Komşu kişinin belasından emin değilse gerçek mümin değildir.
Komşuluk hakkı nedir bilir misiniz?
Yardım istediğinde yardım etmendir.
Borç istediğinde vermendir.
Fakir kaldığında destek vermendir.
Hastalandığında ziyaret etmendir.
Komşun iyi bir şeyle karşılaştığında tebrik edeceksin.
Başına bela geldiğinde teselli edeceksin.
Ölünce cenazesine katılacaksın.
Ev yaparken onun iznini almadan rüzgârını kesmeyeceksin. (İnşaat fakültelerinin kapısına yazılmalı.)
Yemek kokusuyla komşuyu rahatsız etmeyeceksin ve yemekten bir kepçe göndereceksin.
Eve meyve aldığında ona da hediye edeceksin veya göstermeden eve sokacaksın.
Komşu çocuğunu kızdıracak, kıskandıracak şekilde çoğuna meyve verip dışarı çıkarmamak.
Komşuluk haklarını hakkıyla verebilmek için Allah’ın rahmeti olması lazım.
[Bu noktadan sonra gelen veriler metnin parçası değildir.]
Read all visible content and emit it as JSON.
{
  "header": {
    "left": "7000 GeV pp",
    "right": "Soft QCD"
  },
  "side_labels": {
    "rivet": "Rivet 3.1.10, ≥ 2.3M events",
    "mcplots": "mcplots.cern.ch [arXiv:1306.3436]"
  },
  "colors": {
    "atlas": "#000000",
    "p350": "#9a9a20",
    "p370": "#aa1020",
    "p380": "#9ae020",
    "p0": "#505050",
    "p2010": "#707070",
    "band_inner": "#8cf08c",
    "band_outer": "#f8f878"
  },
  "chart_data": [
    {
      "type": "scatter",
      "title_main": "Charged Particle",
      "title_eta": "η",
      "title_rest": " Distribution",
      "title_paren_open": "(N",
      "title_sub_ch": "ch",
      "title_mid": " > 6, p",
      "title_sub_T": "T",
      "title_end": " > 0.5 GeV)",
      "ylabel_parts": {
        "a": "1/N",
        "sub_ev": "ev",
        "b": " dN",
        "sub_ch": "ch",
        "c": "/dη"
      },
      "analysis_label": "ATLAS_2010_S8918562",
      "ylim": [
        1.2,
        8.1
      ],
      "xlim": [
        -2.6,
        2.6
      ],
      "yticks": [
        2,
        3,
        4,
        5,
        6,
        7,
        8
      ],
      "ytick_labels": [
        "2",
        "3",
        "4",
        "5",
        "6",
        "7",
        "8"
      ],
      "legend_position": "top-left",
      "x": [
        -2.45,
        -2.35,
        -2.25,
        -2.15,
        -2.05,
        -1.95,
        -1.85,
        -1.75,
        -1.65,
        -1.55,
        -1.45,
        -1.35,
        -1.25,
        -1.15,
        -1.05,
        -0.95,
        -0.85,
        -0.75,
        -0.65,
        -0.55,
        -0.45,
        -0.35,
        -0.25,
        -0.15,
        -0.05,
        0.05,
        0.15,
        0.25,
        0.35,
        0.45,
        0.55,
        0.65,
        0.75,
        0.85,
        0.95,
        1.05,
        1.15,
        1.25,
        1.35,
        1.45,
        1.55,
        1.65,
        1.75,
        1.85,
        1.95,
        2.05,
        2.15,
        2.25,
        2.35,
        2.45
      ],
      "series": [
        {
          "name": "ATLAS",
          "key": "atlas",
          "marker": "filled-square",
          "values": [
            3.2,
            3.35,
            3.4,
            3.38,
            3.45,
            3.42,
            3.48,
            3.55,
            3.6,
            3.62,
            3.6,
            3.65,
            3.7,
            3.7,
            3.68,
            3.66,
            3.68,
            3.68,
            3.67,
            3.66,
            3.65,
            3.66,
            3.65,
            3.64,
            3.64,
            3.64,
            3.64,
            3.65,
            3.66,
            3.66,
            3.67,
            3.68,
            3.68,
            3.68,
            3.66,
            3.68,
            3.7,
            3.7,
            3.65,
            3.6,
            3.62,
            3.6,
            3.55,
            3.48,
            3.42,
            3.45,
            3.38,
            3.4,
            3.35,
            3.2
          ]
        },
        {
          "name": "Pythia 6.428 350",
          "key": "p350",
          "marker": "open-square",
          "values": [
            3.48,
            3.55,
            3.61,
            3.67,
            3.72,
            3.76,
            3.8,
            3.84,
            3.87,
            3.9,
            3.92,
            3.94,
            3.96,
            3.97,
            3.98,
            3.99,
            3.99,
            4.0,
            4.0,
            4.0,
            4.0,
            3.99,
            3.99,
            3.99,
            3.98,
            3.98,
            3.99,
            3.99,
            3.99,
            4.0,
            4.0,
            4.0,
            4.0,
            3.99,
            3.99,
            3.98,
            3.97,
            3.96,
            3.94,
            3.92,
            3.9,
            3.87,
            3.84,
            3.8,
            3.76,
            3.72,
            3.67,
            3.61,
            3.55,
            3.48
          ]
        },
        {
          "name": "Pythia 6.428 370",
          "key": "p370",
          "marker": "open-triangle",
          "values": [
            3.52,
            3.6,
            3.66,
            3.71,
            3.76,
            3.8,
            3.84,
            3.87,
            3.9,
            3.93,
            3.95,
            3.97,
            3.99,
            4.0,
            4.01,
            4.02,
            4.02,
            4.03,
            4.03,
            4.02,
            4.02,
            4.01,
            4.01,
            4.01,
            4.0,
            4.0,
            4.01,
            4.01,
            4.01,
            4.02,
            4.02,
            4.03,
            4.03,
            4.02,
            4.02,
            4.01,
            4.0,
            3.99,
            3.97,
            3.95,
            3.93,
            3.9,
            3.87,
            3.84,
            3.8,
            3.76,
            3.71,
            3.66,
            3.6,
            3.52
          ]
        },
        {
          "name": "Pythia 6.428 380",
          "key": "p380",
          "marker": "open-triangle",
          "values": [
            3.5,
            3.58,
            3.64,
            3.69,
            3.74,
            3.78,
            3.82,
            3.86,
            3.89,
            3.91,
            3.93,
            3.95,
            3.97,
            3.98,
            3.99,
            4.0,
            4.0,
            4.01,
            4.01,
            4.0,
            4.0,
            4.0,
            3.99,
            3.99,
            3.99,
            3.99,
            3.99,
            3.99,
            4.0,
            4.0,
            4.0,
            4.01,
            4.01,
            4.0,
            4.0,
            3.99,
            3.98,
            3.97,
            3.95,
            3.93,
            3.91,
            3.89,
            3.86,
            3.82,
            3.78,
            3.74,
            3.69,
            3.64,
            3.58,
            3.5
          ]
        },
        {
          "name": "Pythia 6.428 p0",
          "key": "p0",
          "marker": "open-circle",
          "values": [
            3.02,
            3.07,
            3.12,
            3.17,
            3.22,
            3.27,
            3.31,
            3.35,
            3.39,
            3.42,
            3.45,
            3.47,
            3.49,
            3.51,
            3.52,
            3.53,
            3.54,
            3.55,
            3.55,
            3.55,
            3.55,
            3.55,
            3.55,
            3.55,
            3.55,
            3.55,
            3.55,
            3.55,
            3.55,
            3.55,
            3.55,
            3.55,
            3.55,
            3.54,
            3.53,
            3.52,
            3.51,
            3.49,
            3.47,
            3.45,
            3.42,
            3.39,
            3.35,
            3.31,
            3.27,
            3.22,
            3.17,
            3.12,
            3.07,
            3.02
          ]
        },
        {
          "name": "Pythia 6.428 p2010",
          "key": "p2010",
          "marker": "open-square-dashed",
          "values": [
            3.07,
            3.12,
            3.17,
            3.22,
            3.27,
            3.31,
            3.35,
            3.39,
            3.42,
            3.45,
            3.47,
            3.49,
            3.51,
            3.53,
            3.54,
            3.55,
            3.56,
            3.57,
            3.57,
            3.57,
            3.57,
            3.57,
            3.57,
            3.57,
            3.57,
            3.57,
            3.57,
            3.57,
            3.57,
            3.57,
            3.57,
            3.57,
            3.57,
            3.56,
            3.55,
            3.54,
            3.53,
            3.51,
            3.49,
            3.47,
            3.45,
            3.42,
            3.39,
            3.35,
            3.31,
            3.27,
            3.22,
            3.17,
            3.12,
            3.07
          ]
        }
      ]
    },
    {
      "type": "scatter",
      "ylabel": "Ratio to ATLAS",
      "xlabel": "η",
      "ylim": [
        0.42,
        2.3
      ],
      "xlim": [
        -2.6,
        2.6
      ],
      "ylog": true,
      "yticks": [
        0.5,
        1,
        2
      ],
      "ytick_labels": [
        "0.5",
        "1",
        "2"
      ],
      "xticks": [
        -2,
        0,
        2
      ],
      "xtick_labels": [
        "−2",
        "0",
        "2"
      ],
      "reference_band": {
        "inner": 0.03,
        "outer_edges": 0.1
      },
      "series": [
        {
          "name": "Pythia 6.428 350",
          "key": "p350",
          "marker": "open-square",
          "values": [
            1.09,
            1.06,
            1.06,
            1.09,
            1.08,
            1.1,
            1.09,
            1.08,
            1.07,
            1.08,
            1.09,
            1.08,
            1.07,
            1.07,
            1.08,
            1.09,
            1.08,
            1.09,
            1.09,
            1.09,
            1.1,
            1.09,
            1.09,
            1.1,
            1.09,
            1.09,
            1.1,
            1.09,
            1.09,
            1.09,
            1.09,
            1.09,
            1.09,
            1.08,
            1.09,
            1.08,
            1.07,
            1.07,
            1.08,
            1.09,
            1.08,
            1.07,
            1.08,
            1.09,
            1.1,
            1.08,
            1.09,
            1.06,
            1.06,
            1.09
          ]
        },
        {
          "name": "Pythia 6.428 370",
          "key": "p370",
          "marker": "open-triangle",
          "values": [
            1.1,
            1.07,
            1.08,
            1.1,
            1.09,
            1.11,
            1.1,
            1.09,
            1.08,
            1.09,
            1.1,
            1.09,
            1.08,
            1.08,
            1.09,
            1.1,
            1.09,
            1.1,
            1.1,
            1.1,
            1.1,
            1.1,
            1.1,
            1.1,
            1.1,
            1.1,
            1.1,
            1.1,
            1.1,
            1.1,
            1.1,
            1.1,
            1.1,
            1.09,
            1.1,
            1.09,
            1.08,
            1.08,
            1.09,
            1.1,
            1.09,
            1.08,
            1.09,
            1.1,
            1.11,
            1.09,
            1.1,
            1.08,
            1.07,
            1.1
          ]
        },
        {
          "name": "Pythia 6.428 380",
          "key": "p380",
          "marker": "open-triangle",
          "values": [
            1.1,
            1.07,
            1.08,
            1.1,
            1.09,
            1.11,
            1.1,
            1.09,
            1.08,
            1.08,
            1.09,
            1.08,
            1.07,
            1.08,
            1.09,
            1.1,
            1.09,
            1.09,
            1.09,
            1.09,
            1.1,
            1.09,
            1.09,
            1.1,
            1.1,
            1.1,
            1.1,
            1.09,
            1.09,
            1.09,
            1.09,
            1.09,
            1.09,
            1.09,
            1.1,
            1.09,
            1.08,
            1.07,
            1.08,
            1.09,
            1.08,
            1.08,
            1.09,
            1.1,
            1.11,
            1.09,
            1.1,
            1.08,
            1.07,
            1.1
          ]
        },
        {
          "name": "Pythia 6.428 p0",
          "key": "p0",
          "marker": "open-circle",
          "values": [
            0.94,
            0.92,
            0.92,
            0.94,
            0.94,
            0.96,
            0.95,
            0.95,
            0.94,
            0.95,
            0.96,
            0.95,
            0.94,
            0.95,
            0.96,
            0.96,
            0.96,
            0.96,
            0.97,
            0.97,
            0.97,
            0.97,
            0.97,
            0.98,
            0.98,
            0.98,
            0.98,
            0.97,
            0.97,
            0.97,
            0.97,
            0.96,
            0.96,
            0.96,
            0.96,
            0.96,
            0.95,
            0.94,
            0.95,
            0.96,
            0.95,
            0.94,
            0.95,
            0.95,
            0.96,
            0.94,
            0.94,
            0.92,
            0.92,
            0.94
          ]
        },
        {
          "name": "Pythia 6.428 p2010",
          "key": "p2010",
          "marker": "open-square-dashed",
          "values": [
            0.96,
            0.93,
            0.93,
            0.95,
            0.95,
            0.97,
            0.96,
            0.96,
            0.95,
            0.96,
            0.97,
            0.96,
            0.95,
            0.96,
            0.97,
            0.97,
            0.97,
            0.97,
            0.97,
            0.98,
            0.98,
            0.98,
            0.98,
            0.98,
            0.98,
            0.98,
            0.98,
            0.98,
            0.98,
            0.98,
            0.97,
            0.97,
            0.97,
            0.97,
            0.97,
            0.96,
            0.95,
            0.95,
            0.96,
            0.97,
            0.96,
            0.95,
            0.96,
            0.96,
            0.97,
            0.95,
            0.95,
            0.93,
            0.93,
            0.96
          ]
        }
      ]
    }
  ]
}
Komşuluk hakkını devamlı öyle tavsiye etti ki ashab, komşuyu koşuya varis bırakacak zannettiler” (Beyhaki, Şuab’ül İman bab 87 İkram’ül car, hadis no 9113, İbn’s-Seriyy (H. 152-242) el-Zühd, hadis no 136).
Şahsımıza yapılanlara sabredelim. Hakkımızı helal edelim.
Fakat İslâm’a yapılan saldırıda elle, dille, gönülle karşılık verilmelidir.